Ipswich Libraries

Vi Jordan recognised

From the Whitehead Collection, Picture Ipswich.

Vi Jordan 29 June 1913 – 7 May 1982 (Image courtesy of the Whitehead Collection, Picture Ipswich.)

 

Vi Jordan has been recognised by having the new seat of Jordan named after her in the Queensland Redistribution Commission’s proposal for the redistribution of the State’s electoral districts.  Jordan – one of four electorates in the Ipswich area – is located between Bundamba and Logan and includes Springfield.

It is Queensland Women’s Week 6 – 12 March 2017 and International Women’s Day on Wednesday 8 March so this is a good time to recognise the achievements of Vi Jordan who did much to stand up for social justice and the rights of women.

Ellen Violet ‘Vi’ Jordan (nee Perrett) was born in Ipswich 29 June 1913 – the daughter of Anne Jane Brown and English-born James Bertie Perrett, an Ipswich Railway Workshops fitter. She was brought up in a strong union environment as her father was secretary of the Iron Workers’ Union when she was a child.

Vi was educated at Brassall State School and Ipswich Girls’ Grammar School.

She married David Jordan (a railway porter who later went on to become the chief railway signalman at Ipswich) on 14 May 1932 at St Thomas’s Church of England, North Ipswich.

Vi was the first:

  • female alderman to be elected to the Ipswich City Council
  • Labor woman elected to the Queensland Parliament
  • woman to chair a Parliament in Australia (22 November 1973)

Vi was an alderman of the Ipswich City Council from 5 June 1961 to 13 April 1967.

Vi joined the Labor Party in 1946 and was the ALP Inaugural President for the Women’s Central Committee Queensland from 1956 to 1967. She was also the Inaugural President of the Australian ALP Women’s Executive from 1974 to 1976.

Vi Jordan was ALP Member for Ipswich West from May 1966 to 7 December 1974. She was the second woman to be elected to the Queensland Parliament since Irene Longman in 1929. Like Longman, Vi Jordan was the only woman member of the House for the whole of her parliamentary career.
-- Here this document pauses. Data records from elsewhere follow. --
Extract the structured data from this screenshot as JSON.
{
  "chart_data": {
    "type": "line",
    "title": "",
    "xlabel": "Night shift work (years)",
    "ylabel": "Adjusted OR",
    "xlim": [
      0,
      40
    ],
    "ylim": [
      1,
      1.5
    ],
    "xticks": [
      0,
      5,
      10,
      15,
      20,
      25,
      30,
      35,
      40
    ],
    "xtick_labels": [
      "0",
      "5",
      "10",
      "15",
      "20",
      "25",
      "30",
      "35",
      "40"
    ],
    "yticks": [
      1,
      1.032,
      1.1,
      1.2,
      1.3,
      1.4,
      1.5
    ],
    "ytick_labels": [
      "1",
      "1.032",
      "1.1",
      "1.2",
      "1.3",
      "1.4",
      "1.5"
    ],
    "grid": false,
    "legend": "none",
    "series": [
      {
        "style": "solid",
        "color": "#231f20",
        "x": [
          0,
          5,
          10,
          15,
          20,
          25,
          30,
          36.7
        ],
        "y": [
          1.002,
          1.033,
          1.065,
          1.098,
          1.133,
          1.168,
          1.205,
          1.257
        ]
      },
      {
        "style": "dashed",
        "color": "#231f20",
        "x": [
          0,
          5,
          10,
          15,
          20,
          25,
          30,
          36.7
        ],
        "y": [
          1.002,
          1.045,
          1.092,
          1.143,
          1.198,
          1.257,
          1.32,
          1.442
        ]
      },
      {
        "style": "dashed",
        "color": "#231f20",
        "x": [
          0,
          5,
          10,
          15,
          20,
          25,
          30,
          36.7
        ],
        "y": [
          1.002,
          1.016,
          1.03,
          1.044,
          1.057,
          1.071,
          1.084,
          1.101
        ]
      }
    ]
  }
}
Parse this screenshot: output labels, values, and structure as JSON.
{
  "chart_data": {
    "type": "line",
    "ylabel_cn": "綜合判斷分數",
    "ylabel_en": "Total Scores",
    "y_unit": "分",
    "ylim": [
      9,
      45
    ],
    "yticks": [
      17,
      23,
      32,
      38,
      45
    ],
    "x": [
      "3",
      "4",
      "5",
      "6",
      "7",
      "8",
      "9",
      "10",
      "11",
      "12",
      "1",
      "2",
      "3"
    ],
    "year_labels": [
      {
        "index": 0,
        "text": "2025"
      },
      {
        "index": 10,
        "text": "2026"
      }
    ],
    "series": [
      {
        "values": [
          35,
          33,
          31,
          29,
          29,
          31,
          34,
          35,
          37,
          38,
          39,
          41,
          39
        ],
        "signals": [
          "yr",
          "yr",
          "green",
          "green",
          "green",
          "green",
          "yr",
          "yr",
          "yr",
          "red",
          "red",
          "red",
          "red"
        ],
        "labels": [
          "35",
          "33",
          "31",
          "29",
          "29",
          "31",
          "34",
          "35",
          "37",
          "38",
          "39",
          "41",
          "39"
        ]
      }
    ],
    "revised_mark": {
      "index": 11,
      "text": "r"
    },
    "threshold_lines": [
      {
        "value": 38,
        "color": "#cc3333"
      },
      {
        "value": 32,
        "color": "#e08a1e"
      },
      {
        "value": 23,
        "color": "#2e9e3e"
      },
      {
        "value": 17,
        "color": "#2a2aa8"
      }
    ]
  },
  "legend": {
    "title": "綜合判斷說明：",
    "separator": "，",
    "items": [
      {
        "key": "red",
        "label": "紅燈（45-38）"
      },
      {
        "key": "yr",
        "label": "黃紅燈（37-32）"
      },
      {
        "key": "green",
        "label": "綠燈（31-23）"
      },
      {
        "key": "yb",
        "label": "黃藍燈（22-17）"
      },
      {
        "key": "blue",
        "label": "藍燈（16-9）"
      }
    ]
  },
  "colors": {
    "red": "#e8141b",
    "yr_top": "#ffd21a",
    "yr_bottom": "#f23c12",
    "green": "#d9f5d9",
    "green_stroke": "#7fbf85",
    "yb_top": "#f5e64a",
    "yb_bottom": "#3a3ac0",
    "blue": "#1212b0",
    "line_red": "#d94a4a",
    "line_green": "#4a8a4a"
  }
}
There were no women in the Queensland Parliament from 1932 to 1966. Today Annastacia Palaszczuk is premier and 25 out of 89 current members (including ministers and shadow ministers) are women.

Vi Jordan was always a strong advocate for women and social justice. This is demonstrated by her lengthy grievance in Parliament on Equal Pay for Women (1 December 1966) where a motion standing in her name from 4 August 1966 had not been debated during that session. The motion stated “That to remove a grave injustice which has been perpetrated on women for many years, this House resolves (a) that action should be taken during the current session to introduce legislation to provide for equal pay for equal work, irrespective of sex; and (b) that such legislation incorporates the abolition of discrimination against women in the Public Service.” (p.2098 Hansard 1 December 1966) Vi then goes on to say that “the fact this motion has not come before the House for debate is indeed a grievance with me, and I am sure it is also a grievance to many people, particularly women’s organisations and women generally.” (p.2098 Hansard 1 December 1966)

In 1975 Vi Jordan became a member of the Council of Queensland Women set up to advise the State Government on the status of women.

Vi was also an active member of the Ipswich social and sporting community. She was:

  • patroness of the Ipswich Vigoro Club
  • patroness of the Ipswich Vice Regal and Model Band
  • a keen lawn bowler and on the committee of the North Ipswich Bowling Club

“Being a very good lawn bowler, Vi Jordan was selected for the Queensland Parliamentary Bowls Team when it went to Melbourne to compete in the 1972 inter-parliamentary bowls carnival. However, when the team arrived at the venue – which on this occasion was the greens at the Melbourne Cricket Ground – it was discovered that the MCG did not permit women to play on its greens. The press had a field day, but Jordan in her typical unruffled fashion merely described the incident as ‘Victoriana’!” Source: McCulloch p. 71

Awards:

  •  Member of the Order of Australia for her work in local government and the community (June 1976)
  •  Queen’s Jubilee medal (1977)

 

Information taken from: Australian Dictionary of Biography 2007; Jordan, Mrs Ellen Violet (Vi) Queensland Parliament Former Members Biography; McCulloch, John “100 years of women’s suffrage in Queensland 1905 – 2005: some important firsts” Queensland Review v. 12 no. 2: pp 63 – 72; Parliamentary Debates [Hansard] Legislative Assembly. Thursday, 1 December, 1966; The acceptance of women in Queensland Parliament has been a long road by Terry Sweetman. The Sunday Mail (Qld) 17 August 2013;”Labor loses a Violet – Vi Jordan dies”. The Queensland Times 8 May 1982 p 2; Queensland Parliament website; The Queensland Redistribution Commission’s Proposal (in full) PDF.